Although Marx may have developed the theory to be as scientific as possible, and it is the role of scientific theory to interpret material reality but also form predictions, we can't expect Marx to have metaphysical abilities to see the future and the details of the dialectic he helped form, as this itself would have been a violation of his own philosophy. Marxists on the other hand did apply theory, sometimes in an idealistic way, to interpret dynamic political/economic processes of the decades that followed.

It is clear through class analysis that the logical proposal for the working class to overpower and defeat the ruling class would be to organize, better, more massively, and more effectively. The other class now being affected by this growing organization (syndicalism) isn't it expected to defend itself by organizing better itself?

Can it be possible that the state didn't provide adequate defense and be sufficient organization for the class due to its evolution in the late 19th and early parts of the 20th century in some parts of the world, primarily where capital was mainly based and centered?

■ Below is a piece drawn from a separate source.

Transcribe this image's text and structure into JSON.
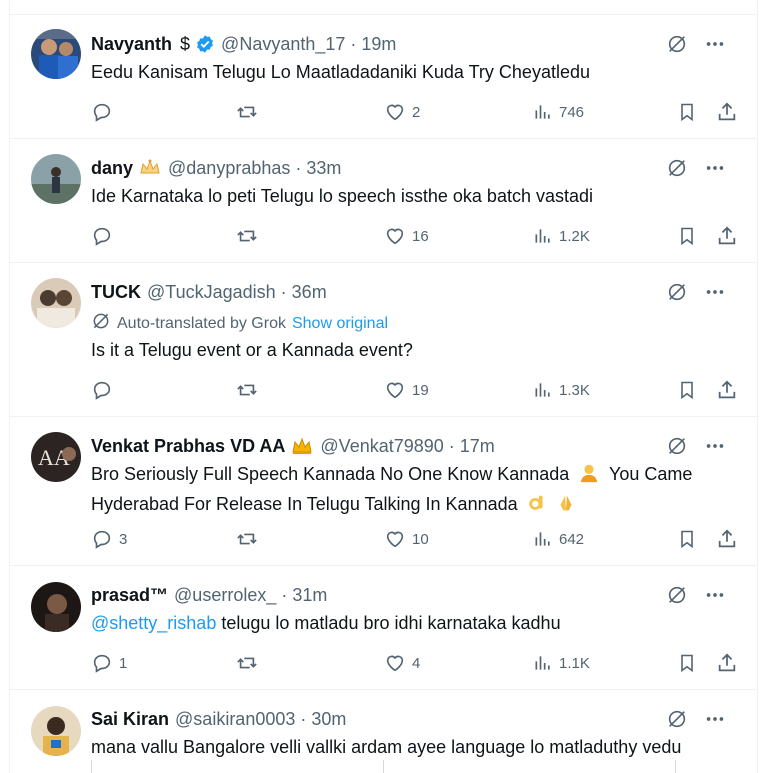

Would they seek better organization of the nation/state or would they seek further unity among its class globally and try to organize as to be able to control the nation/states?

Marxists seem to have resisted such consideration but I believe that if Marx himself was around he would entertain the possibility of such development.

If so, what is this federation of capital, how does it relate to its influence on different states, and what are the new roles of states within this new framework of capital defense against labor? It appears to be very effective both in accumulation of capital, labor defeat, and on its original goal of anti-communism. But can we revert and conclude it exists because of its effects?

If such possibility exists, how does it effect labor organization and goals overthrowing this federated capital rule?